La sana indignazione di un settantenne contro l'eutanasia (e le cancellazioni)

Marco Tarquinio martedì 7 dicembre 2021

Gentile direttore,
giovedì 2 dicembre, nella trasmissione 'Fuori Tg' su Rai3, ho seguìto e ascoltato il dibattito sul «suicidio assistito» e «omicidio del consenziente». È un dibattito che deve essere portato a conoscenza dei cittadini in modo sincero, onesto e pieno di verità. La Vita è un dono e va preservata: si afferma che se una persona soffre terribilmente e non può più guarire deve poter chiedere la morte assistita, ma se è ridotto in uno stato così grave può essere davvero cosciente? Mentre ascoltavo i diversi pareri suoi, direttore Tarquinio, di Marco Cappato e di Giovanni Maria Flick, mi sono venuti in mente i campi di concentramento, dove la persona umana era ridotta a un numero e fin che andava, bene, poi, dopo aver sofferto freddo e maltrattamenti, veniva assassinata e messa nel forno! Sto per compiere 71 (settantuno) anni, non sono più in grado di fare i lavori che facevo vent’anni fa, e mi rendo conto di diventare sempre meno autosufficiente. In una società dove ci si scrollano di dosso i vecchi, mi potranno mettere in qualche Residenza per anziani di terz’ordine: anticamera del menefreghismo sociale verso la persona umana. Se non ci sono la Fede, la Carità e la Speranza la società è già finita. La solidarietà è morta. Mi è piaciuta molto la sua risposta al signor Cappato, che non la chiamava per nome ma la definiva solo come 'direttore del quotidiano dei Vescovi'. Non sono vescovo e leggo anch’io 'Avvenire', che ho la terza media e ho lavorato per cinquant’anni tra stalla e campagna, ma riesco ancora a informarmi e a pensare e, nonostante l’età, a dare un aiuto a chi ha bisogno.
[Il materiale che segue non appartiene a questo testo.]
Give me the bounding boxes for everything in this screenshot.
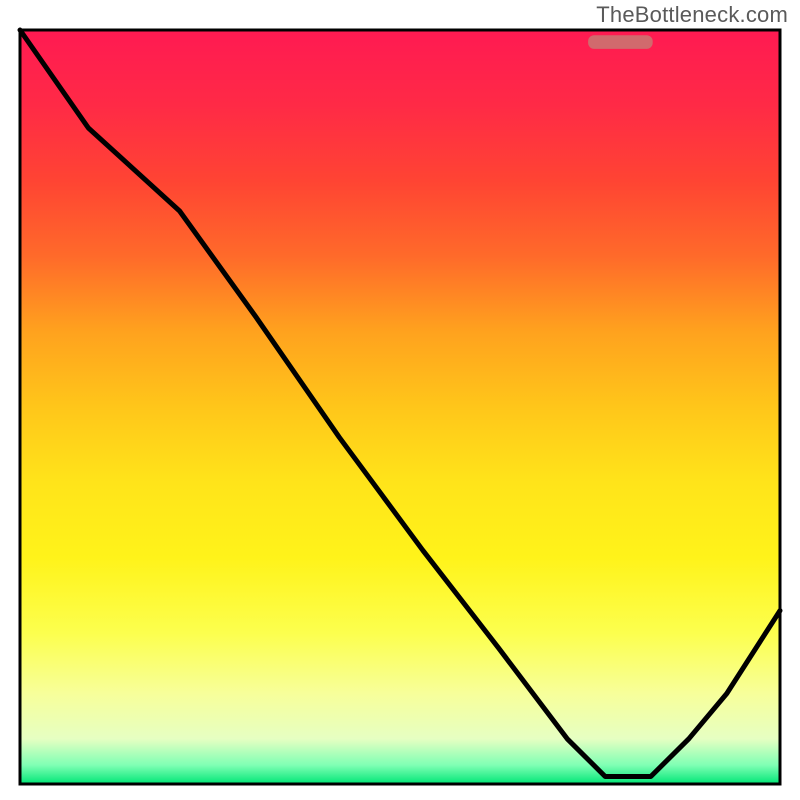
marker-pill — [588, 35, 653, 49]
plot-background — [20, 30, 780, 784]
attribution-label: TheBottleneck.com — [596, 2, 788, 28]
chart-stage: TheBottleneck.com — [0, 0, 800, 800]
chart-svg — [0, 0, 800, 800]
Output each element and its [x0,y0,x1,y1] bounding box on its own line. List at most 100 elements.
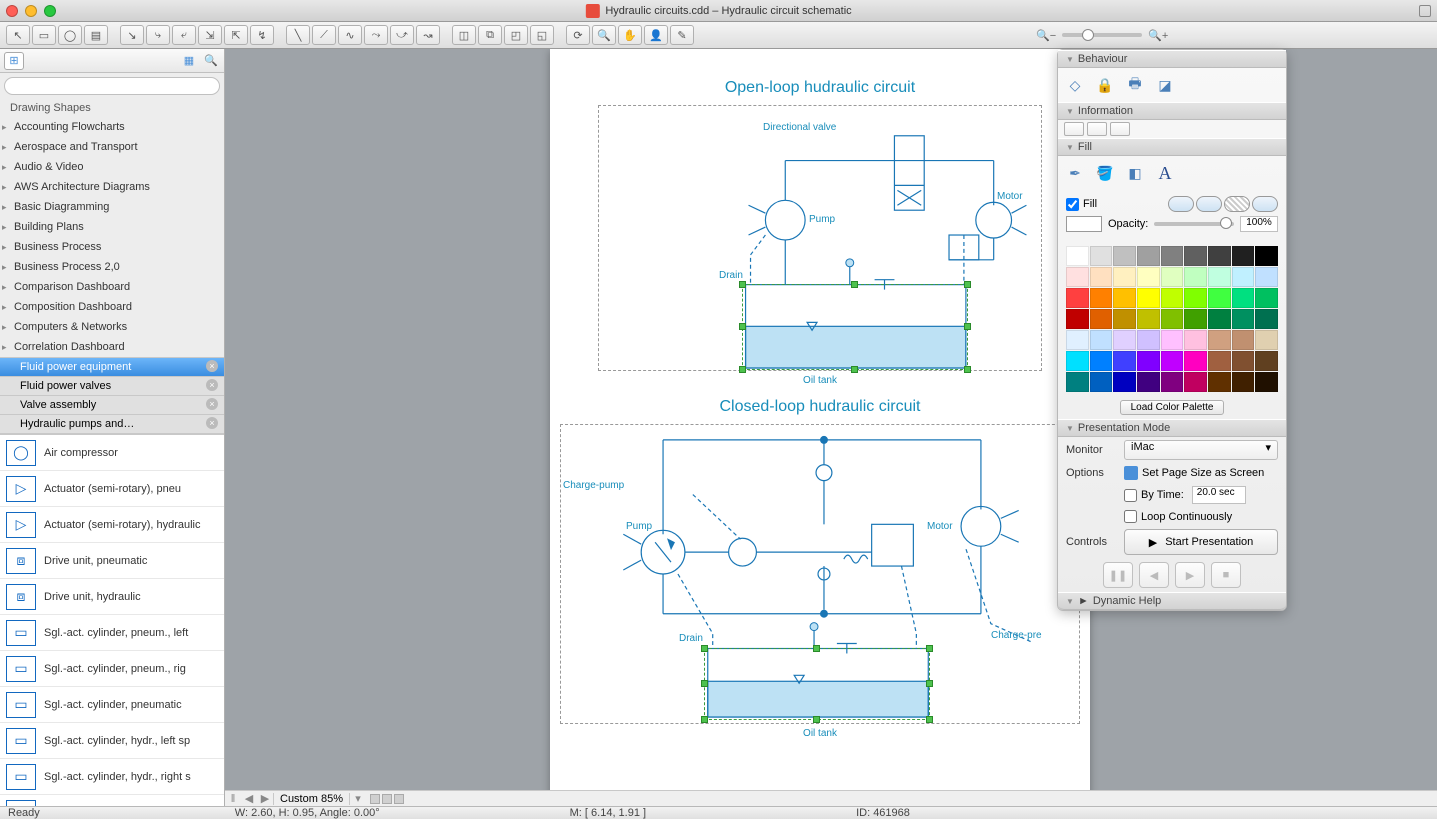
subcategory-item[interactable]: Valve assembly× [0,396,224,415]
palette-swatch[interactable] [1161,309,1184,329]
shape-item[interactable]: ▷Actuator (semi-rotary), pneu [0,471,224,507]
palette-swatch[interactable] [1090,372,1113,392]
library-search-button[interactable]: 🔍 [202,52,220,70]
palette-swatch[interactable] [1066,246,1089,266]
palette-swatch[interactable] [1113,309,1136,329]
selection-rect-2[interactable] [704,648,930,720]
shape-item[interactable]: ▭Sgl.-act. cylinder, pneum., left [0,615,224,651]
palette-swatch[interactable] [1137,288,1160,308]
palette-swatch[interactable] [1208,267,1231,287]
refresh-button[interactable]: ⟳ [566,25,590,45]
fill-solid-button[interactable] [1168,196,1194,212]
fullscreen-icon[interactable] [1419,5,1431,17]
palette-swatch[interactable] [1184,309,1207,329]
shape-item[interactable]: ▭Sgl.-act. cylinder, pneum., rig [0,651,224,687]
palette-swatch[interactable] [1208,246,1231,266]
section-dynamic-help[interactable]: ▼ Dynamic Help [1058,592,1286,610]
palette-swatch[interactable] [1184,351,1207,371]
by-time-input[interactable]: 20.0 sec [1192,486,1246,504]
connector-tool-5[interactable]: ⇱ [224,25,248,45]
palette-swatch[interactable] [1232,267,1255,287]
category-item[interactable]: Comparison Dashboard [0,277,224,297]
category-item[interactable]: Computers & Networks [0,317,224,337]
connector-tool-4[interactable]: ⇲ [198,25,222,45]
shadow-icon[interactable]: ◧ [1124,162,1146,184]
palette-swatch[interactable] [1137,267,1160,287]
section-information[interactable]: Information [1058,102,1286,120]
print-icon[interactable]: 🖶 [1124,74,1146,96]
category-item[interactable]: Building Plans [0,217,224,237]
pen-icon[interactable]: ✒ [1064,162,1086,184]
line-tool-3[interactable]: ∿ [338,25,362,45]
eyedropper-button[interactable]: ✎ [670,25,694,45]
palette-swatch[interactable] [1161,267,1184,287]
close-subcat-icon[interactable]: × [206,398,218,410]
page-thumb[interactable] [382,794,392,804]
palette-swatch[interactable] [1232,330,1255,350]
zoom-display[interactable]: Custom 85% [273,793,350,805]
pointer-tool-button[interactable]: ↖ [6,25,30,45]
line-tool-2[interactable]: ⟋ [312,25,336,45]
line-tool-4[interactable]: ⤳ [364,25,388,45]
info-tab-2[interactable] [1087,122,1107,136]
category-item[interactable]: Composition Dashboard [0,297,224,317]
palette-swatch[interactable] [1184,288,1207,308]
palette-swatch[interactable] [1208,372,1231,392]
category-item[interactable]: AWS Architecture Diagrams [0,177,224,197]
palette-swatch[interactable] [1090,267,1113,287]
group-tool-3[interactable]: ◰ [504,25,528,45]
subcategory-item[interactable]: Hydraulic pumps and…× [0,415,224,434]
palette-swatch[interactable] [1255,351,1278,371]
shape-item[interactable]: ▭Sgl.-act. cylinder, hydr., right s [0,759,224,795]
user-button[interactable]: 👤 [644,25,668,45]
drawing-canvas[interactable]: Open-loop hudraulic circuit [550,49,1090,806]
line-tool-5[interactable]: ⤻ [390,25,414,45]
subcategory-item[interactable]: Fluid power equipment× [0,358,224,377]
zoom-out-icon[interactable]: 🔍− [1036,29,1056,42]
start-presentation-button[interactable]: ▶Start Presentation [1124,529,1278,555]
opacity-value[interactable]: 100% [1240,216,1278,232]
palette-swatch[interactable] [1161,330,1184,350]
loop-checkbox[interactable]: Loop Continuously [1124,510,1232,523]
subcategory-item[interactable]: Fluid power valves× [0,377,224,396]
connector-tool-6[interactable]: ↯ [250,25,274,45]
load-palette-button[interactable]: Load Color Palette [1120,400,1225,415]
palette-swatch[interactable] [1090,330,1113,350]
close-subcat-icon[interactable]: × [206,417,218,429]
category-item[interactable]: Accounting Flowcharts [0,117,224,137]
palette-swatch[interactable] [1113,267,1136,287]
ellipse-tool-button[interactable]: ◯ [58,25,82,45]
fill-pattern-button[interactable] [1224,196,1250,212]
fill-checkbox[interactable]: Fill [1066,198,1097,211]
grid-view-button[interactable]: ▦ [180,52,198,70]
bucket-icon[interactable]: 🪣 [1094,162,1116,184]
shape-item[interactable]: ▷Actuator (semi-rotary), hydraulic [0,507,224,543]
connector-tool-1[interactable]: ↘ [120,25,144,45]
stop-button[interactable]: ■ [1211,562,1241,588]
palette-swatch[interactable] [1255,330,1278,350]
palette-swatch[interactable] [1255,288,1278,308]
layer-icon[interactable]: ◪ [1154,74,1176,96]
page-thumb[interactable] [370,794,380,804]
group-tool-2[interactable]: ⧉ [478,25,502,45]
palette-swatch[interactable] [1232,309,1255,329]
category-item[interactable]: Basic Diagramming [0,197,224,217]
palette-swatch[interactable] [1184,267,1207,287]
lock-icon[interactable]: 🔒 [1094,74,1116,96]
fill-image-button[interactable] [1252,196,1278,212]
scroll-start-icon[interactable]: ‖ [225,793,241,805]
palette-swatch[interactable] [1255,309,1278,329]
section-presentation[interactable]: Presentation Mode [1058,419,1286,437]
info-tab-1[interactable] [1064,122,1084,136]
text-tool-button[interactable]: ▤ [84,25,108,45]
pause-button[interactable]: ❚❚ [1103,562,1133,588]
scroll-right-icon[interactable]: ▶ [257,792,273,805]
category-item[interactable]: Business Process 2,0 [0,257,224,277]
category-item[interactable]: Aerospace and Transport [0,137,224,157]
next-button[interactable]: ▶ [1175,562,1205,588]
tree-view-button[interactable]: ⊞ [4,52,24,70]
category-item[interactable]: Business Process [0,237,224,257]
palette-swatch[interactable] [1090,288,1113,308]
palette-swatch[interactable] [1066,309,1089,329]
palette-swatch[interactable] [1066,372,1089,392]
Le faccio tanti auguri di buon lavoro.

Marco Tenconi

E io a lei, caro signor Tenconi, auguro di continuare con questo forte spirito e bella speranza il suo cammino su questa terra sino a che Dio vorrà. Grazie della condivisione e dell’apprezzamento per il lavoro della nostra redazione e per l’amicizia appassionata con cui ha accompagnato anche quel mio intervento in tv, in una bella rubrica del Tg3. A Cappato ho detto che bisogna battersi tutti per cancellare il dolore, non le persone. E lui ha risposto cancellando anche il mio nome.